En primer lugar, el sistema actual es poco transparente. Tiene múltiples fondos que acaban distorsionando el resultado. De esta forma, lo que acaba recibiendo cada comunidad no tiene nada que ver con los indicadores de necesidad que se establece en la propia Ley de financiación y la redistribución, en vez de limitarse a los servicios fundamentales, se amplía (de forma oculta) a todas las competencias. Por otro lado, el resultado final es difícilmente justificable. Las CC.AA. ricas pueden obtener menos recursos (per cápita y por unidad de necesidad) que las pobres y CC.AA. similares reciben recursos muy diferentes. Dar menos recursos a las más ricas es absurdo porque sus residentes, además de pagar más impuestos, acaban recibiendo menos prestaciones. En lo esencial, Cantabria, Canarias y La Rioja son las ganadoras del sistema actual, mientras que Andalucía, Murcia y Valencia son las mayores perdedoras. Las CC.AA. más ricas (Madrid y Cataluña) tienen recursos por debajo de la media y también pierden.

Otros problemas del modelo son que la necesidad se mide de forma arbitraria, que varios elementos de la recaudación normativa se miden mal, la ausencia de una capacidad recaudatoria efectiva (algo que se ha puesto de manifiesto durante la crisis), que no hay mecanismos automáticos de reequilibrio vertical y que, especialmente en tiempos de crisis, puede obligar a las CC.AA. a financiar servicios fundamentales con impuestos propios. Esto es absurdo porque obliga a las CC.AA. pobres a aumentar sus impuestos más que las ricas para poder financiar la misma cantidad de sanidad o educación. Para evitar esto, todos los servicios esenciales deben financiarse con recursos comunes, nunca con impuestos propios.

Para solventar estos problemas se debería realizar una reforma que comience por dividir los recursos destinados a las CC.AA. en dos bloques: uno redistributivo y otro de base territorial. El primero cubriría, como mínimo, los servicios fundamentales, y se repartiría en proporción a la población (en su caso, ajustada por la estructura de la edad). El segundo, en proporción a dónde se generan los ingresos. Las CC.AA. podrían decidir el nivel del fondo redistributivo. Para ello, parte del fondo se dotaría con una cesta de impuestos que incluiría el IVA y los especiales cedidos. A las CC.AA. se les daría capacidad normativa conjunta en su parte del IVA y los especiales. El elemento territorial estaría compuesto por todos los impuestos cedidos que no se incorporan a la cesta. Por otro lado, las CC.AA. podrían tomar prestado solidariamente a través de este fondo. En este sistema desaparecerían los demás fondos y los recursos que ahora se dedican a ellos se incorporarían al elemento redistributivo. No es razonable que el Estado asuma parte de la deuda de las CC.AA. Pero si lo hace, debe evitar primar a quien gastó mal y se sobreendeudó. Por ello, el criterio de asunción debería basarse en el PIB ajustado, quizá, por la riqueza relativa de las CC.AA.

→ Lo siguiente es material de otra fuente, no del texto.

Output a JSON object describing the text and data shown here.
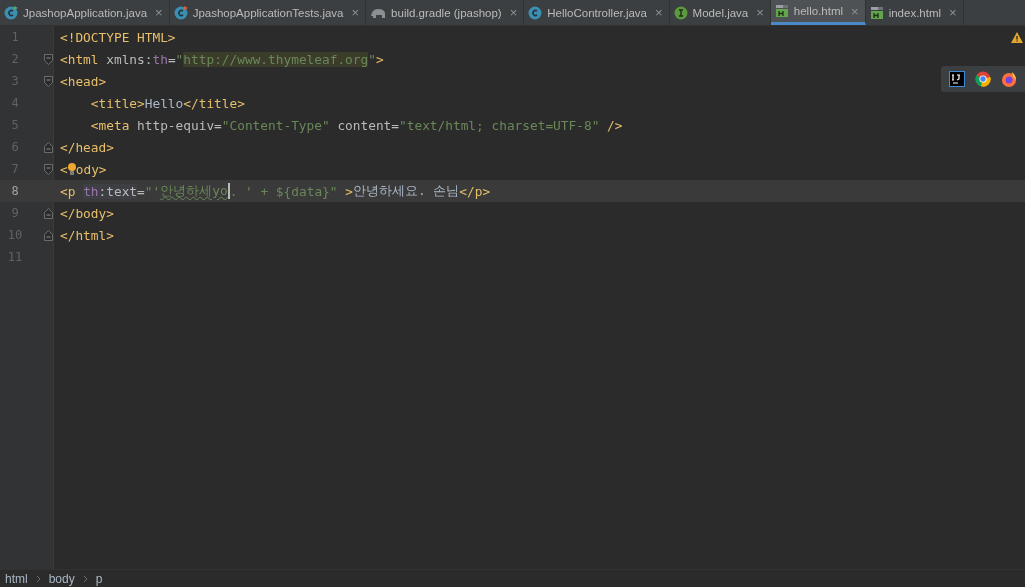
{
  "tabs": [
    {
      "label": "JpashopApplication.java",
      "kind": "class-run",
      "close": "×",
      "selected": false
    },
    {
      "label": "JpashopApplicationTests.java",
      "kind": "class-test",
      "close": "×",
      "selected": false
    },
    {
      "label": "build.gradle (jpashop)",
      "kind": "gradle",
      "close": "×",
      "selected": false
    },
    {
      "label": "HelloController.java",
      "kind": "class",
      "close": "×",
      "selected": false
    },
    {
      "label": "Model.java",
      "kind": "interface",
      "close": "×",
      "selected": false
    },
    {
      "label": "hello.html",
      "kind": "html",
      "close": "×",
      "selected": true
    },
    {
      "label": "index.html",
      "kind": "html",
      "close": "×",
      "selected": false
    }
  ],
  "editor": {
    "lines": [
      {
        "number": "1",
        "kind": "plain",
        "current": false,
        "tokens": [
          {
            "kind": "tag",
            "text": "<!DOCTYPE HTML>"
          }
        ]
      },
      {
        "number": "2",
        "kind": "fold-start",
        "current": false,
        "tokens": [
          {
            "kind": "tag",
            "text": "<html "
          },
          {
            "kind": "attr",
            "text": "xmlns:"
          },
          {
            "kind": "ns",
            "text": "th"
          },
          {
            "kind": "attr",
            "text": "="
          },
          {
            "kind": "str",
            "text": "\""
          },
          {
            "kind": "url",
            "text": "http://www.thymeleaf.org"
          },
          {
            "kind": "str",
            "text": "\""
          },
          {
            "kind": "tag",
            "text": ">"
          }
        ]
      },
      {
        "number": "3",
        "kind": "fold-start",
        "current": false,
        "tokens": [
          {
            "kind": "tag",
            "text": "<head>"
          }
        ]
      },
      {
        "number": "4",
        "kind": "plain",
        "current": false,
        "tokens": [
          {
            "kind": "indent"
          },
          {
            "kind": "tag",
            "text": "<title>"
          },
          {
            "kind": "text",
            "text": "Hello"
          },
          {
            "kind": "tag",
            "text": "</title>"
          }
        ]
      },
      {
        "number": "5",
        "kind": "plain",
        "current": false,
        "tokens": [
          {
            "kind": "indent"
          },
          {
            "kind": "tag",
            "text": "<meta "
          },
          {
            "kind": "attr",
            "text": "http-equiv="
          },
          {
            "kind": "str",
            "text": "\"Content-Type\" "
          },
          {
            "kind": "attr",
            "text": "content="
          },
          {
            "kind": "str",
            "text": "\"text/html; charset=UTF-8\" "
          },
          {
            "kind": "tag",
            "text": "/>"
          }
        ]
      },
      {
        "number": "6",
        "kind": "fold-end",
        "current": false,
        "tokens": [
          {
            "kind": "tag",
            "text": "</head>"
          }
        ]
      },
      {
        "number": "7",
        "kind": "fold-start",
        "current": false,
        "tokens": [
          {
            "kind": "tag",
            "text": "<"
          },
          {
            "kind": "bulb"
          },
          {
            "kind": "tag",
            "text": "ody>"
          }
        ]
      },
      {
        "number": "8",
        "kind": "plain",
        "current": true,
        "tokens": [
          {
            "kind": "tag",
            "text": "<p "
          },
          {
            "kind": "ns-hl",
            "text": "th"
          },
          {
            "kind": "attr-hl",
            "text": ":text"
          },
          {
            "kind": "attr",
            "text": "="
          },
          {
            "kind": "str",
            "text": "\"'"
          },
          {
            "kind": "typo",
            "text": "안녕하세yo"
          },
          {
            "kind": "caret"
          },
          {
            "kind": "str",
            "text": ". ' + ${data}\" "
          },
          {
            "kind": "tag",
            "text": ">"
          },
          {
            "kind": "text",
            "text": "안녕하세요. 손님"
          },
          {
            "kind": "tag",
            "text": "</p>"
          }
        ]
      },
      {
        "number": "9",
        "kind": "fold-end",
        "current": false,
        "tokens": [
          {
            "kind": "tag",
            "text": "</body>"
          }
        ]
      },
      {
        "number": "10",
        "kind": "fold-end",
        "current": false,
        "tokens": [
          {
            "kind": "tag",
            "text": "</html>"
          }
        ]
      },
      {
        "number": "11",
        "kind": "plain",
        "current": false
      }
    ]
  },
  "browser_popup": [
    {
      "kind": "intellij"
    },
    {
      "kind": "chrome"
    },
    {
      "kind": "firefox"
    }
  ],
  "breadcrumbs": [
    "html",
    "body",
    "p"
  ]
}
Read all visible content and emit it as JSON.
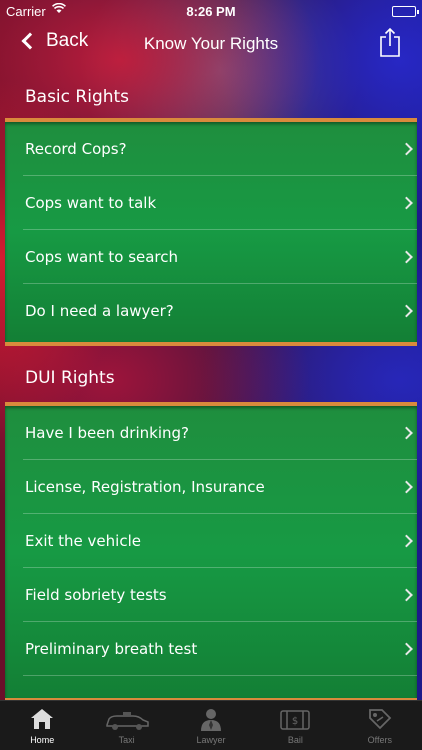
{
  "status_bar": {
    "carrier": "Carrier",
    "time": "8:26 PM"
  },
  "nav": {
    "back_label": "Back",
    "title": "Know Your Rights"
  },
  "sections": [
    {
      "header": "Basic Rights",
      "items": [
        "Record Cops?",
        "Cops want to talk",
        "Cops want to search",
        "Do I need a lawyer?"
      ]
    },
    {
      "header": "DUI Rights",
      "items": [
        "Have I been drinking?",
        "License, Registration, Insurance",
        "Exit the vehicle",
        "Field sobriety tests",
        "Preliminary breath test"
      ]
    }
  ],
  "tabs": [
    {
      "label": "Home",
      "icon": "home-icon",
      "active": true
    },
    {
      "label": "Taxi",
      "icon": "taxi-icon",
      "active": false
    },
    {
      "label": "Lawyer",
      "icon": "lawyer-icon",
      "active": false
    },
    {
      "label": "Bail",
      "icon": "bail-icon",
      "active": false
    },
    {
      "label": "Offers",
      "icon": "offers-icon",
      "active": false
    }
  ],
  "colors": {
    "accent_orange": "#d98a3c",
    "panel_green": "#179a44"
  }
}
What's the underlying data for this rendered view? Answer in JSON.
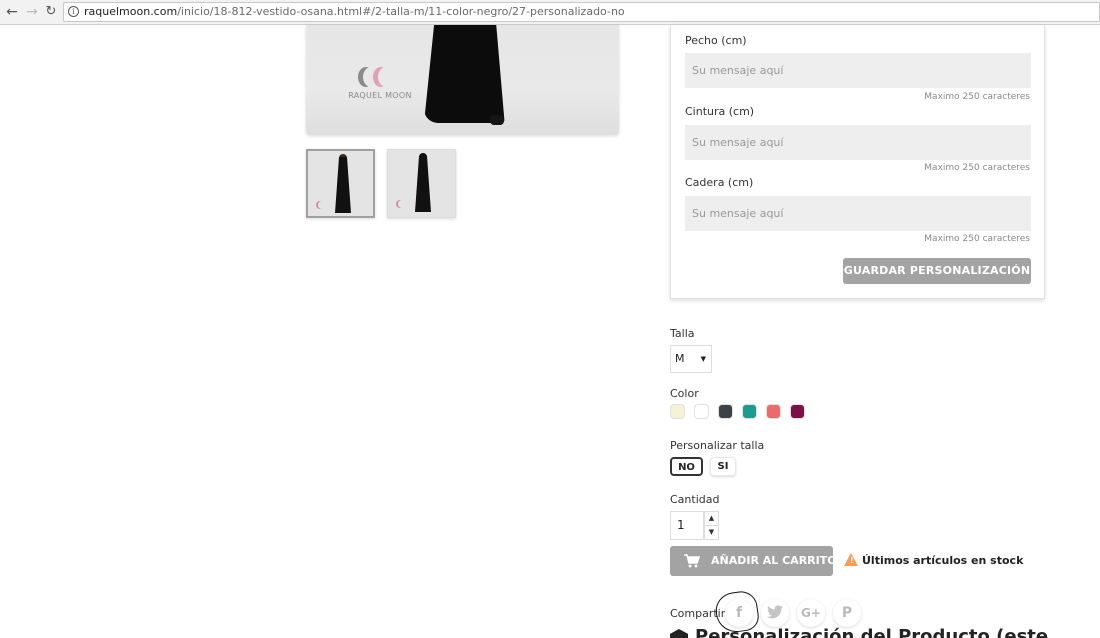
{
  "browser": {
    "url_domain": "raquelmoon.com",
    "url_path": "/inicio/18-812-vestido-osana.html#/2-talla-m/11-color-negro/27-personalizado-no"
  },
  "gallery": {
    "logo_text": "RAQUEL MOON"
  },
  "customization": {
    "fields": [
      {
        "label": "Pecho (cm)",
        "placeholder": "Su mensaje aquí",
        "hint": "Maximo 250 caracteres"
      },
      {
        "label": "Cintura (cm)",
        "placeholder": "Su mensaje aquí",
        "hint": "Maximo 250 caracteres"
      },
      {
        "label": "Cadera (cm)",
        "placeholder": "Su mensaje aquí",
        "hint": "Maximo 250 caracteres"
      }
    ],
    "save_label": "GUARDAR PERSONALIZACIÓN"
  },
  "variants": {
    "size_label": "Talla",
    "size_value": "M",
    "color_label": "Color",
    "colors": [
      "#f5f3d6",
      "#ffffff",
      "#3d4148",
      "#1e9b8c",
      "#ea6b6b",
      "#7a1246"
    ],
    "customize_size_label": "Personalizar talla",
    "customize_options": [
      "NO",
      "SI"
    ]
  },
  "purchase": {
    "quantity_label": "Cantidad",
    "quantity_value": "1",
    "add_to_cart_label": "AÑADIR AL CARRITO",
    "stock_warning": "Últimos artículos en stock"
  },
  "share": {
    "label": "Compartir",
    "networks": [
      "facebook-icon",
      "twitter-icon",
      "google-plus-icon",
      "pinterest-icon"
    ]
  },
  "section_heading": "Personalización del Producto (este"
}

En el sistema común, implícitamente, cada comunidad aporta a la financiación de resto lo que recauda en exceso de su necesidad. Los sistemas forales son sistemas de base territorial y sus recursos dependen de su riqueza, no de su necesidad. Como resultado, los sistemas forales dan lugar a muchos más recursos per cápita que el sistema común, entre otras causas porque no aportan casi nada a la redistribución entre CC.AA. La cuantía de la ganancia foral varía según la situación económica, pero en el caso del País Vasco oscila en torno al 75%. Más allá de los recursos, los sistemas forales tienen otras ventajas. Permiten que casi todos los impuestos (incluidos municipales) sean más bajos y que el impuesto de sociedades se utilice para favorecer a las empresas.

Hay quien sugiere que se aumenten el Cupo y la Aportación Navarra. Una forma sería haciendo que las Comunidades Forales contribuyeran a la financiación de los servicios fundamentales de las CC.AA. del sistema común. Modificar sustancialmente esta contribución es razonable desde un punto de vista igualitarista, pero imposible desde un punto de vista político, porque para muchos en la Comunidad Autónoma del País Vasco y Navarra sería romper el modelo de relaciones que se pactó hace 40 años.